Surpreendentemente, o texto não fala em organizar uma nova religião, de impor a carga de uma nova lei ou de implantar um culto mais digno, mas de comunicar libertação, esperança, luz e graça aos mais pobres e excluídos da terra.

Jesus se apresenta como o “ungido” pelo Espírito (Cristo) porque declara cumpridas, em sua vida e em sua pessoa, as promessas da antiga profecia que se revelavam como libertação dos oprimidos, encarcerados e estrangeiros. Ele aparece como o Ungido por excelência; o Pai lhe comunicou seu Espírito para que manifestasse seu dom e sua presença no mundo, anunciando a “boa notícia” aos pobres e necessitados, aos famintos de pão ou carentes de outros bens importantes.

Jesus não oferece doutrinas estéreis, não vem complicar a vida com novas exigências, nem está preocupado em apresentar uma religião diferente, mas revela uma presença original no mundo, comprometida com a vida. Nesse sentido, para Ele, evangelizar passou a significar oferecer vida, abrir caminhos de esperança, reconstruir as relações rompidas... Esta é a afirmação geral, o ponto de partida da missão pública de Jesus.
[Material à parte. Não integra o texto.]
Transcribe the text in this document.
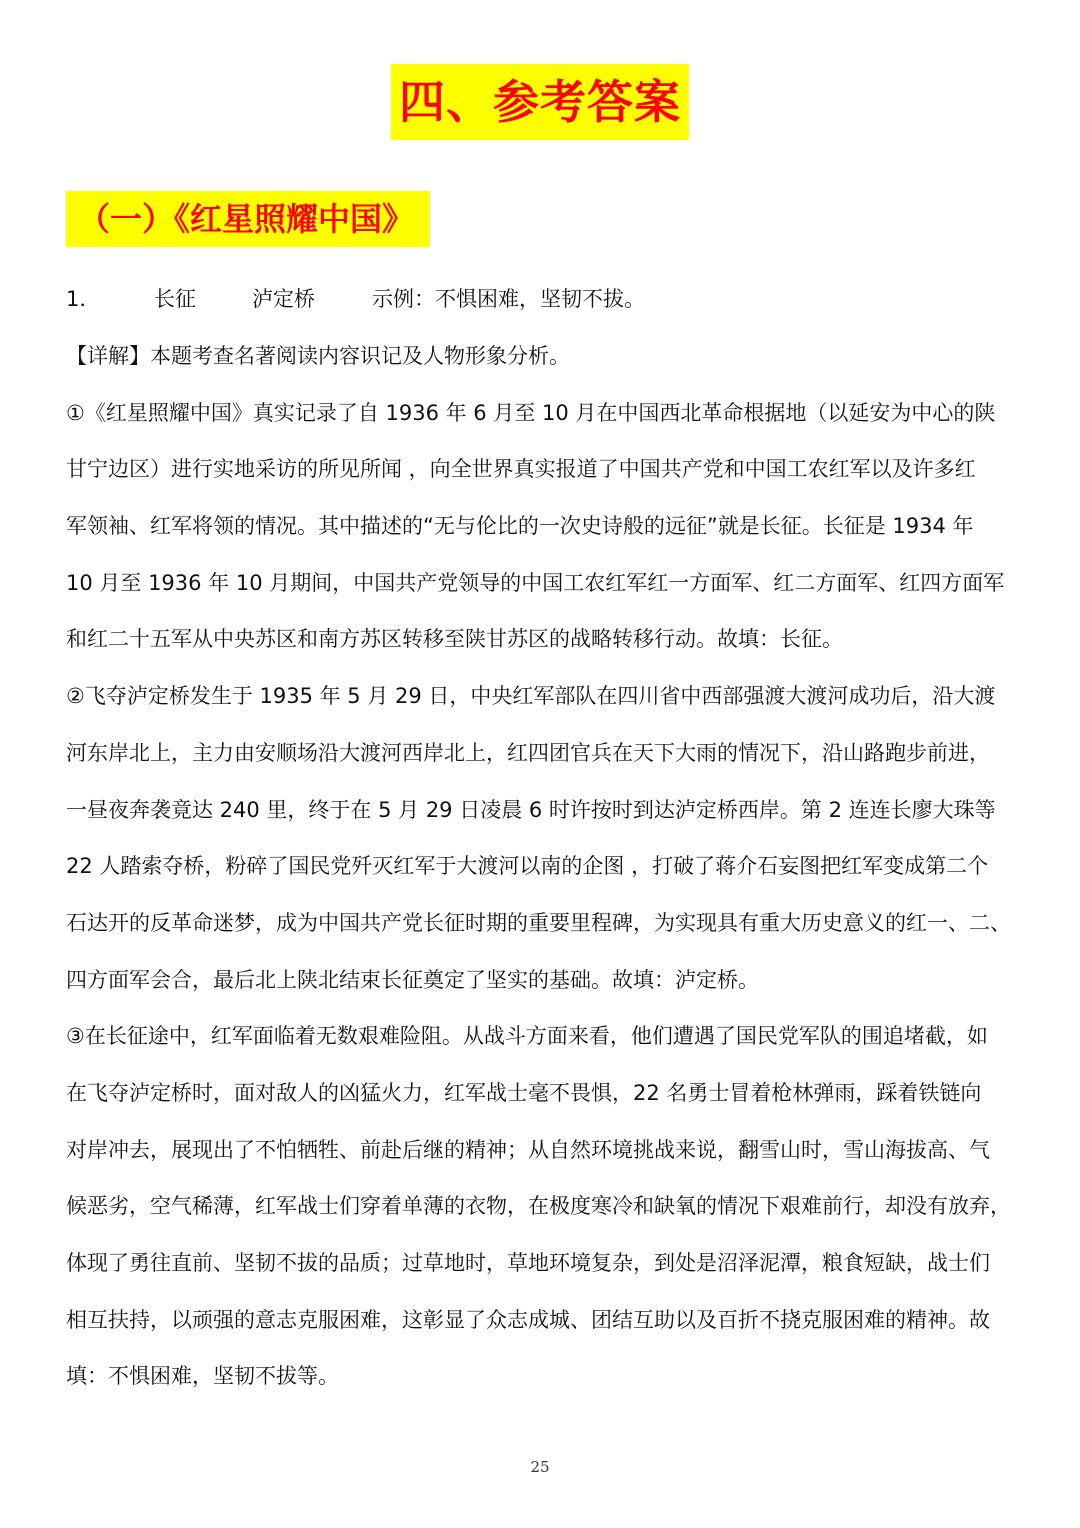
四、参考答案
（一）《红星照耀中国》
1．	长征	泸定桥	示例：不惧困难，坚韧不拔。

【详解】本题考查名著阅读内容识记及人物形象分析。

①《红星照耀中国》真实记录了自 1936 年 6 月至 10 月在中国西北革命根据地（以延安为中心的陕
甘宁边区）进行实地采访的所见所闻 ，向全世界真实报道了中国共产党和中国工农红军以及许多红
军领袖、红军将领的情况。其中描述的“无与伦比的一次史诗般的远征”就是长征。长征是 1934 年
10 月至 1936 年 10 月期间，中国共产党领导的中国工农红军红一方面军、红二方面军、红四方面军
和红二十五军从中央苏区和南方苏区转移至陕甘苏区的战略转移行动。故填：长征。

②飞夺泸定桥发生于 1935 年 5 月 29 日，中央红军部队在四川省中西部强渡大渡河成功后，沿大渡
河东岸北上，主力由安顺场沿大渡河西岸北上，红四团官兵在天下大雨的情况下，沿山路跑步前进，
一昼夜奔袭竟达 240 里，终于在 5 月 29 日凌晨 6 时许按时到达泸定桥西岸。第 2 连连长廖大珠等
22 人踏索夺桥，粉碎了国民党歼灭红军于大渡河以南的企图 ，打破了蒋介石妄图把红军变成第二个
石达开的反革命迷梦，成为中国共产党长征时期的重要里程碑，为实现具有重大历史意义的红一、二、
四方面军会合，最后北上陕北结束长征奠定了坚实的基础。故填：泸定桥。

③在长征途中，红军面临着无数艰难险阻。从战斗方面来看，他们遭遇了国民党军队的围追堵截，如
在飞夺泸定桥时，面对敌人的凶猛火力，红军战士毫不畏惧，22 名勇士冒着枪林弹雨，踩着铁链向
对岸冲去，展现出了不怕牺牲、前赴后继的精神；从自然环境挑战来说，翻雪山时，雪山海拔高、气
候恶劣，空气稀薄，红军战士们穿着单薄的衣物，在极度寒冷和缺氧的情况下艰难前行，却没有放弃，
体现了勇往直前、坚韧不拔的品质；过草地时，草地环境复杂，到处是沼泽泥潭，粮食短缺，战士们
相互扶持，以顽强的意志克服困难，这彰显了众志成城、团结互助以及百折不挠克服困难的精神。故
填：不惧困难，坚韧不拔等。

25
O Espírito de Deus está em Jesus enviando-o aos pobres, orientando toda sua vida para os mais necessitados, oprimidos e humilhados. Também nessa direção devem se comprometer seus seguidores(as).

Esta é a orientação que Deus quer deixar transparecer na história humana. Os últimos serão os primeiros em conhecer essa vida mais digna, livre e ditosa, que o mesmo Deus quer já, desde “agora”, para todos os seus filhos e filhas.

Após a leitura do texto do profeta Isaías, na sinagoga em Nazaré, a palavra de Jesus move a todos a se situar no presente: “Hoje se cumpriu esta passagem da Escritura que acabastes de ouvir”. Em Lucas, se trata de um “hoje” continuado, sempre atual, com a única condição de que nos deixemos introduzir nele. É um “hoje” que bem poderia ser traduzido por “aqui e agora”, o tempo presente que vai além do tempo cronológico; é o presente atemporal no qual tudo está bem, onde tudo é benção, graça, liberdade e Vida. Um Presente que não é ambíguo, mas que, abraçando todas as dimensões de nossa existência, rica e pobre, se desvela a nós como Plenitude.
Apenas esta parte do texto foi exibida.